MIAMI — It is rare for an airport with fewer than 200 daily departures to gain the level of attention to which Dallas Love Field has become accustomed over the last year. On June 17, the home base of Southwest Airlines became the impetus for yet another lawsuit over gate allocation—this time filed by the City of Dallas.
This is far from the first lawsuit seeking to address the issue, as both Southwest and Delta have already weighed in on their differing opinions on the matter in several courts of law. What is remarkable, however, is that the city now feels the need to seek legal clarification for itself with only a couple of weeks left before the impending showdown.
For those who may still need a bit of background, you’ll find links to relevant readings from the last few months below. But in the wake of the Wright Amendment Reform Act taking effect on Oct. 13, 2014, the leasing rights of the Love Field’s 20 gates were redistributed, leaving 16 to Southwest and two each for United Airlines and Virgin America.
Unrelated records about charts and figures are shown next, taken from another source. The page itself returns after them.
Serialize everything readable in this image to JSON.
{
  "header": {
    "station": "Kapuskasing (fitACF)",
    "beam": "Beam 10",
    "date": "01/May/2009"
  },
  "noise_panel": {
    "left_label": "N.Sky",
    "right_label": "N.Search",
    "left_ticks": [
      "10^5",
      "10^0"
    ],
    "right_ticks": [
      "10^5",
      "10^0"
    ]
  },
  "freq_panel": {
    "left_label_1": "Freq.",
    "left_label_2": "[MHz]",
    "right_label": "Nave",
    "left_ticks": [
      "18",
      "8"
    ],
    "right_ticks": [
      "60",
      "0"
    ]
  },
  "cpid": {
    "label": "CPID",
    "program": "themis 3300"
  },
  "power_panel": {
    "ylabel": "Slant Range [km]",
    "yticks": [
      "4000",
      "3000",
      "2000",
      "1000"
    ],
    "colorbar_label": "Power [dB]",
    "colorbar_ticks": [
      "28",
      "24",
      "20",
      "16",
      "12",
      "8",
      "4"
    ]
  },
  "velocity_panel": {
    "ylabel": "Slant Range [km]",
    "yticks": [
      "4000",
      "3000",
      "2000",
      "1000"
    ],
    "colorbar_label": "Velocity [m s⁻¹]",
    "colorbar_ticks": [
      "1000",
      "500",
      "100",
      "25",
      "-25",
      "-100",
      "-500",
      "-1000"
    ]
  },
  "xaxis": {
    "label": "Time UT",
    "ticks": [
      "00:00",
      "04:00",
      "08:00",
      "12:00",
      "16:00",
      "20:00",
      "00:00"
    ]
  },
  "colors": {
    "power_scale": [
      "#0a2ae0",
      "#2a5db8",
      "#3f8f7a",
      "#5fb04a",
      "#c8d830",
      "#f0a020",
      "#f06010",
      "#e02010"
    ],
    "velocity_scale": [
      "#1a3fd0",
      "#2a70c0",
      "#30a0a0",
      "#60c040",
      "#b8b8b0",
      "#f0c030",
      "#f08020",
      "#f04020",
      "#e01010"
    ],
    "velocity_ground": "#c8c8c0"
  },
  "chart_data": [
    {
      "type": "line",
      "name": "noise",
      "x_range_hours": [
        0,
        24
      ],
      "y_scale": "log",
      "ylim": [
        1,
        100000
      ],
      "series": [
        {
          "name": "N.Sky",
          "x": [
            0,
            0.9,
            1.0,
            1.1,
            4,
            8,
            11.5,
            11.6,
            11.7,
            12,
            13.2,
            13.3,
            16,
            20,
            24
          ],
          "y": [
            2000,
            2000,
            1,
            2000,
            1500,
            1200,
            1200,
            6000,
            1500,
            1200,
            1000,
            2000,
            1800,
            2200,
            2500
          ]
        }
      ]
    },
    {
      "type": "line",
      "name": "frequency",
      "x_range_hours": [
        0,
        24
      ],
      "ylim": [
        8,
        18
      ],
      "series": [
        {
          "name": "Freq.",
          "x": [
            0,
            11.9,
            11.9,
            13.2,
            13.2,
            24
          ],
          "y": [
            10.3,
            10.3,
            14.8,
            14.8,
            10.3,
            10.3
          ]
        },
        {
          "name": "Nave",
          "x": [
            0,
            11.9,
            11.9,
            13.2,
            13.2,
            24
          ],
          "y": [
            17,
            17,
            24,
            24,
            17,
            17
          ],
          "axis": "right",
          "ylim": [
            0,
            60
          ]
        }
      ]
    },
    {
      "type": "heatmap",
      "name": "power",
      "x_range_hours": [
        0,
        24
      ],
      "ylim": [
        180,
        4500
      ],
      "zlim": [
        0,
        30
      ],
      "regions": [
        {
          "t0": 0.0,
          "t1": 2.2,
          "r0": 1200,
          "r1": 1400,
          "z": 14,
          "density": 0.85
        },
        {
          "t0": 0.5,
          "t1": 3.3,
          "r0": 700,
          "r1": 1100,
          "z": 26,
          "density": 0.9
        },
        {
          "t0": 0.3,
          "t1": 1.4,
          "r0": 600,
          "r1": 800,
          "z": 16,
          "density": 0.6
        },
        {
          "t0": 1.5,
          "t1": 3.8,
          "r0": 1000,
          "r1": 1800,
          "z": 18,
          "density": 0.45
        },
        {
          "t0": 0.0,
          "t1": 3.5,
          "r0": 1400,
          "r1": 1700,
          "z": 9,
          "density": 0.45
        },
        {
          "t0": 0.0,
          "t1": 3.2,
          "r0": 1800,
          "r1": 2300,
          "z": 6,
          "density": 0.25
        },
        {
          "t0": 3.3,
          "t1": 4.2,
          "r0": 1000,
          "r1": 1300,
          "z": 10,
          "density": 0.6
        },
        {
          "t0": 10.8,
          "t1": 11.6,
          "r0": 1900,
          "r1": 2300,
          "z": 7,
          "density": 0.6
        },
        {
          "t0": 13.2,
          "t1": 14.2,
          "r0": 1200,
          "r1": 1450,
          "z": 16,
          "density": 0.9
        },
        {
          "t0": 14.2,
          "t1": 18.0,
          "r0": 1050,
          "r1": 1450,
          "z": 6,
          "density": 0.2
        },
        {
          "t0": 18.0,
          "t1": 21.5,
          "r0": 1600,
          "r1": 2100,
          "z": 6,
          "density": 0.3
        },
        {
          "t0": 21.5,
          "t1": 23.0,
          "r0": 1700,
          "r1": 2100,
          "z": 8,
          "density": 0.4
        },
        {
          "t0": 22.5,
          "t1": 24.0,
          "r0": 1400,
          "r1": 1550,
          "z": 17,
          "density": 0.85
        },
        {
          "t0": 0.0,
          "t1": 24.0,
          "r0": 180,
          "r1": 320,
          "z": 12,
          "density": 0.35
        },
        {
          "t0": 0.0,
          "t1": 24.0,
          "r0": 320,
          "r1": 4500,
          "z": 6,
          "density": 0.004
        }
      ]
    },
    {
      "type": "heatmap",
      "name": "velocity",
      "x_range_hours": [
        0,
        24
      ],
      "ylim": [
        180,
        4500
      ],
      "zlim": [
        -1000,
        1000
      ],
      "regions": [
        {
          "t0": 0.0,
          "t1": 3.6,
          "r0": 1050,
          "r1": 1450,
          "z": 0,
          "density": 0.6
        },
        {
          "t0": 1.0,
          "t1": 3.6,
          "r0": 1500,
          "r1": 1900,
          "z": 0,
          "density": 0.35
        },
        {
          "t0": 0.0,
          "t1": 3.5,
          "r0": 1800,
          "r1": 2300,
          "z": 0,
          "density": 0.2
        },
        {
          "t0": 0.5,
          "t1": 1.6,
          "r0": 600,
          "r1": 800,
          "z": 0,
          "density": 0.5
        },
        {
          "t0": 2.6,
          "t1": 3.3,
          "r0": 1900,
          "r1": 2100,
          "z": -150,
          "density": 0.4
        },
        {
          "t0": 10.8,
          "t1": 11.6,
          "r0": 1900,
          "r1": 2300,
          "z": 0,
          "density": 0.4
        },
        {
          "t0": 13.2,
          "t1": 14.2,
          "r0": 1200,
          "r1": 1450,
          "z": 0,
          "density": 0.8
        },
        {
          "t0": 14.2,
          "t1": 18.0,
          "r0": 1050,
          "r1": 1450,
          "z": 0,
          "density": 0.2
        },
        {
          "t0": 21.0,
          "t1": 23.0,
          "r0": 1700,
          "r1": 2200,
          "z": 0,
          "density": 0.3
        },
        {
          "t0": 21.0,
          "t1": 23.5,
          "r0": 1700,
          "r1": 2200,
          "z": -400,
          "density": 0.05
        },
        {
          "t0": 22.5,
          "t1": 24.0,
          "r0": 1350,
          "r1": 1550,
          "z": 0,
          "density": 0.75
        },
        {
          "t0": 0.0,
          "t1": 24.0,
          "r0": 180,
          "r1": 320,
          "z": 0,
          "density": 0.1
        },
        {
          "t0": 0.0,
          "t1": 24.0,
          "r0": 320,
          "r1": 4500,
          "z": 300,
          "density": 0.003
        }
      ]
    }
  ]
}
Delta, which has been serving the airport since 2008, was permitted to use a Southwest gate because there were free slots for the city to assign. Eventually, Delta reached a sublease agreement for one of United’s gates, but that carrier elected to withdraw from the airport completely in March and turned over its gates to Southwest. Southwest agreed to honor Delta’s existing sublease, which runs through July 6, but refused to renew it, citing an increase in their own schedule to 180 departures—the alleged limit on operations.
But here is the interesting part: a letter from the U.S. Department of Transportation makes it very clear that the city is obligated to allow existing carriers to continue existing service patterns in spite of the capacity restrictions at Love Field, and Delta is (for obvious reasons) holding fast to this letter and insisting that Southwest be forced to find space. For those who have been at Love Field during peak hours, where Southwest presently has 166 daily departures, it is difficult to imagine that more than 180 would be somehow impossible.
Some very simple math would suggest that Southwest’s gates alone could accommodate around 300, with room to spare. However, under the terms of the gate lease agreement, the city cannot compel Southwest to allow another carrier to use gates that are deemed to be “fully utilized”—i.e., handling 10 daily departures. And this is where the conflict becomes such a challenge. The DOT says that the city must find space for Delta, while the lease contract says that the city has no authority to do so once Southwest reaches 180 daily departures, which it is on track to do on August 9.
Returning to the new lawsuit in particular, the city appears to be going for broke in its frenzy to find a solution. Thus far the city has taken a back seat, but it appears that someone has now consulted a calendar and is aware of the impending deadline for Delta’s theoretical withdraw and decided that the issue was worth resolving before a Delta 717 arrived and found a Southwest 737 parked in its customary spot.
Proof of the city’s frenzy lies in the sheer breadth of the parties named in the suit. That the city would name Southwest, Delta, and the DOT is to be entirely expected. That they would name the FAA and Virgin America is also not terribly surprising. But that they would even throw in American Airlines, United Airlines and Seaport Airlines is beyond belief. American and United have withdrawn from the airport, the former having done so a number of years ago, and Seaport operates a mere two daily flights using a Cessna that Virgin has been more than happy to accommodate.
And as if that were not enough, Virgin America CEO David Cush has come down in support of Southwest. At a meeting of the Dallas Regional Chamber, Cush stated “My view of this is pretty clear: Southwest owns those gates. They should be able to do whatever they want to with them without having Delta enlisting the government to do their bidding.” Southwest has certainly taken the same stance.
CEO Gary Kelly has become even more flippant than usual lately about the upcoming deadline. At the company’s annual shareholder meeting last month (ironically held outside Dallas for the first time in the company’s history), he made it very clear that Southwest would be at full capacity after August 9, and therefore would be unable and unwilling to accommodate Delta. He passed the buck to the city, and it appears the city has finally listened and sought clarification.
But with a court date months away, this lawsuit may have come too late to provide the clarification it is seeking prior to July 6. At this point, the Delta lawsuit is much closer to being resolved, but even it will not provide clear answers in the near term, leaving only the hope of an injunction to either force Delta out or to force Southwest to keep allowing them to use a gate.
The prospects at this point are not pretty, which is why I will certainly be paying Love Field a visit on the big day to see what happens. I can only hope that it doesn’t come down to a duel between Delta CEO Richard Anderson and Gary Kelly in front of the Texas Rangers statue in the lobby—the TSA and airport police would likely raise objections to that.
But tempers are flaring, and the airport’s tight federal restrictions will very soon come into direct conflict with federal mandates, raising the question once again of the legality of the Wright Amendment Reform Act’s restrictions in the first place. The ideal outcome here would be a proper judicial review of the act itself, which would likely lead to the end of the gate capacity restriction, but that would be several months or even years away.